Here's a few thoughts on the recently completed Love the Bay drop in sessions.
On the bright side the sessions were pretty well attended, especially compared to the workshops. I would guess that approx. 150 people went along on a wet Wednesday night and even more than that on Sunday, with maybe 200+ people coming through. However, there were a lot of familiar faces from the workshops so it's hard to know how many new people the drop-in format brought out. Even with making some generous assumptions about that it's hard to see how the drop in sessions have increased the overall engagement of Island Bay residents in the Love the Bay process much above the 5% mark. It's clear that while people at the more extreme ends of the debate have been well involved the process simply hasn't engaged the vast majority of the community.
Active transport was a popular option at both drop in sessions
The downside of the reasonably good turnout was that it was quite crowded on both days and difficult to get a look at all the information on display. That problem was compounded by the sheer volume of information to look at and provide feedback on, most of which was quite technical. These were not "drop in" sessions by any stretch of the imagination. There were five different stations around the room each with four or more options to assess against the 32 design statements. For every option the feedback forms asked you to consider the advantages (what about this option will work well?), the disadvantages (what about this option will work poorly?) and ideas (how could this option be further developed?). Even if you didn't bother with trying to assess every option against every design statement you still faced filling in 20+ feedback forms and answering 60+ questions. It was obviously just too much for many people who I suspect defaulted to trying to push their preferred outcome without any real regard for the information being presented. That's a massive missed opportunity.
Island Bay residents working their way through a large amount of information
Unfortunately this was just the wrong format for what was being asked and it reinforced my view that the workshops phase of the Love the Bay process has been prematurely concluded. This is the part of the process where the rubber hits the road (no pun intended) and the hard work of deciding priorities and making trade-offs, including financial ones, needs to occur. Getting groups of residents together to discuss the all the pros and cons of the various options with facilitation and guidance from technical experts could have worked really well. At the very point where the real value of a participatory process should have been most evident it feels like it's been cut off at the knees.

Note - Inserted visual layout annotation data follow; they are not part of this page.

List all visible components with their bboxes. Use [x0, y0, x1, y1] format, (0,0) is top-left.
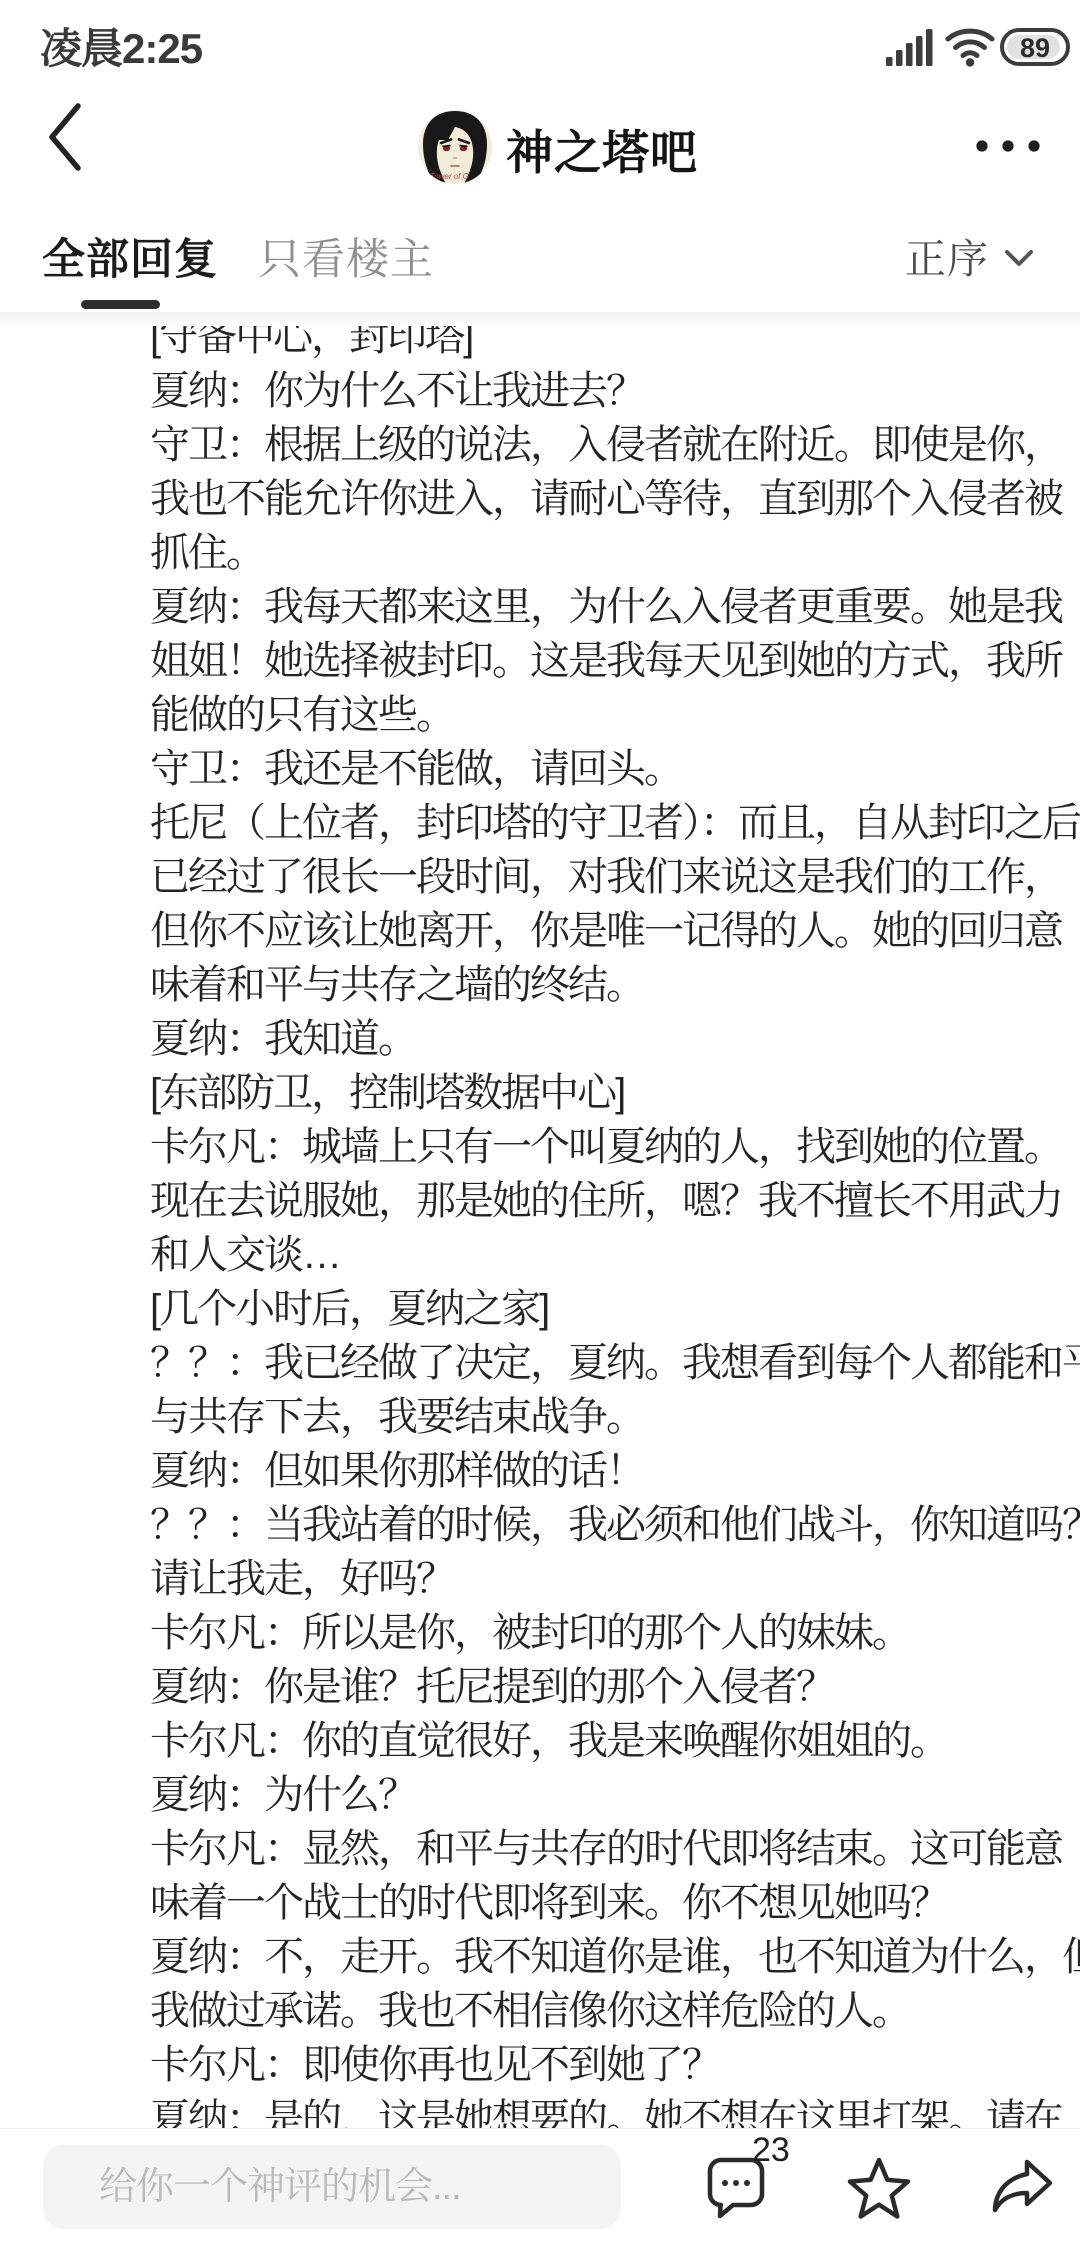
- content-line: 托尼（上位者，封印塔的守卫者）：而且，自从封印之后: [150, 796, 1080, 850]
- composer-placeholder: 给你一个神评的机会...: [99, 2145, 621, 2229]
- content-line: 卡尔凡：即使你再也见不到她了？: [150, 2038, 1080, 2092]
- content-line: 请让我走，好吗？: [150, 1552, 1080, 1606]
- content-line: [东部防卫，控制塔数据中心]: [150, 1066, 1080, 1120]
- sort-label: 正序: [905, 226, 989, 285]
- tab-all-replies[interactable]: 全部回复: [42, 226, 218, 287]
- content-line: 但你不应该让她离开，你是唯一记得的人。她的回归意: [150, 904, 1080, 958]
- comment-count-badge: 23: [752, 2131, 790, 2170]
- more-button[interactable]: [960, 120, 1056, 172]
- content-line: 夏纳：为什么？: [150, 1768, 1080, 1822]
- content-line: 抓住。: [150, 526, 1080, 580]
- battery-icon: 89: [1000, 28, 1070, 66]
- content-line: ？？：当我站着的时候，我必须和他们战斗，你知道吗？: [150, 1498, 1080, 1552]
- content-line: 夏纳：你是谁？托尼提到的那个入侵者？: [150, 1660, 1080, 1714]
- back-button[interactable]: [36, 98, 96, 176]
- wifi-icon: [944, 24, 996, 68]
- content-line: 我也不能允许你进入，请耐心等待，直到那个入侵者被: [150, 472, 1080, 526]
- content-line: 夏纳：我知道。: [150, 1012, 1080, 1066]
- content-line: 卡尔凡：城墙上只有一个叫夏纳的人，找到她的位置。: [150, 1120, 1080, 1174]
- forum-avatar: Tower of G: [418, 110, 492, 184]
- tab-bar-shadow: [0, 312, 1080, 326]
- status-time: 凌晨2:25: [40, 16, 202, 76]
- content-lines: [守备中心，封印塔]夏纳：你为什么不让我进去？守卫：根据上级的说法，入侵者就在附…: [0, 310, 1080, 2128]
- tab-author-only[interactable]: 只看楼主: [258, 226, 434, 287]
- share-button[interactable]: [975, 2141, 1070, 2236]
- content-line: 夏纳：但如果你那样做的话！: [150, 1444, 1080, 1498]
- comment-composer[interactable]: 给你一个神评的机会...: [43, 2145, 621, 2229]
- content-line: [几个小时后，夏纳之家]: [150, 1282, 1080, 1336]
- svg-text:Tower of G: Tower of G: [430, 172, 469, 181]
- sort-control[interactable]: 正序: [905, 230, 1035, 280]
- content-line: 夏纳：不，走开。我不知道你是谁，也不知道为什么，但: [150, 1930, 1080, 1984]
- tab-active-indicator: [81, 300, 160, 309]
- share-arrow-icon: [988, 2153, 1056, 2221]
- bottom-bar: 给你一个神评的机会... 23: [0, 2128, 1080, 2244]
- forum-title-button[interactable]: Tower of G: [418, 110, 492, 184]
- content-line: 夏纳：我每天都来这里，为什么入侵者更重要。她是我: [150, 580, 1080, 634]
- chevron-down-icon: [1003, 248, 1035, 270]
- content-line: 守卫：我还是不能做，请回头。: [150, 742, 1080, 796]
- ellipsis-icon: [960, 120, 1056, 172]
- content-line: 守卫：根据上级的说法，入侵者就在附近。即使是你，: [150, 418, 1080, 472]
- chevron-left-icon: [36, 98, 96, 176]
- content-line: 卡尔凡：显然，和平与共存的时代即将结束。这可能意: [150, 1822, 1080, 1876]
- content-line: ？？：我已经做了决定，夏纳。我想看到每个人都能和平: [150, 1336, 1080, 1390]
- content-area: [守备中心，封印塔]夏纳：你为什么不让我进去？守卫：根据上级的说法，入侵者就在附…: [0, 310, 1080, 2128]
- favorite-button[interactable]: [832, 2141, 932, 2241]
- content-line: 和人交谈…: [150, 1228, 1080, 1282]
- content-line: 能做的只有这些。: [150, 688, 1080, 742]
- content-line: 味着一个战士的时代即将到来。你不想见她吗？: [150, 1876, 1080, 1930]
- content-line: 姐姐！她选择被封印。这是我每天见到她的方式，我所: [150, 634, 1080, 688]
- content-line: 与共存下去，我要结束战争。: [150, 1390, 1080, 1444]
- comment-button[interactable]: 23: [690, 2129, 812, 2239]
- content-line: 已经过了很长一段时间，对我们来说这是我们的工作，: [150, 850, 1080, 904]
- content-line: 我做过承诺。我也不相信像你这样危险的人。: [150, 1984, 1080, 2038]
- content-line: 夏纳：你为什么不让我进去？: [150, 364, 1080, 418]
- content-line: 夏纳：是的，这是她想要的。她不想在这里打架。请在: [150, 2092, 1080, 2128]
- page-title: 神之塔吧: [506, 116, 698, 183]
- content-line: 味着和平与共存之墙的终结。: [150, 958, 1080, 1012]
- star-icon: [845, 2153, 913, 2221]
- content-line: 卡尔凡：你的直觉很好，我是来唤醒你姐姐的。: [150, 1714, 1080, 1768]
- signal-bars-icon: [886, 26, 934, 68]
- content-line: 现在去说服她，那是她的住所，嗯？我不擅长不用武力: [150, 1174, 1080, 1228]
- content-line: 卡尔凡：所以是你，被封印的那个人的妹妹。: [150, 1606, 1080, 1660]
- battery-percent: 89: [1004, 32, 1066, 62]
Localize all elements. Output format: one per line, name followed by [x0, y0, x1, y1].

There also appears to be some confusion about what will happen with the feedback that was collected. Many people still seem to be under the impression that this is a numbers game and that the feedback forms are effectively 'votes'. However, the council staff I spoke to were absolutely clear that this is not the case and it's quality not quantity of feedback they are after. That's really important because...
There will be another opportunity to provide feedback online. If you weren't able to attend the drop in sessions or you want to supplement the feedback you've already given, you can. Keep an eye on www.lovethebay.nz over the rest of this week. Given the volume of information to consider taking some time to work through the options in the peace and quiet of your own home is probably the way to go. Hopefully the feedback period will be long enough to give the kind of quality feedback being asked for.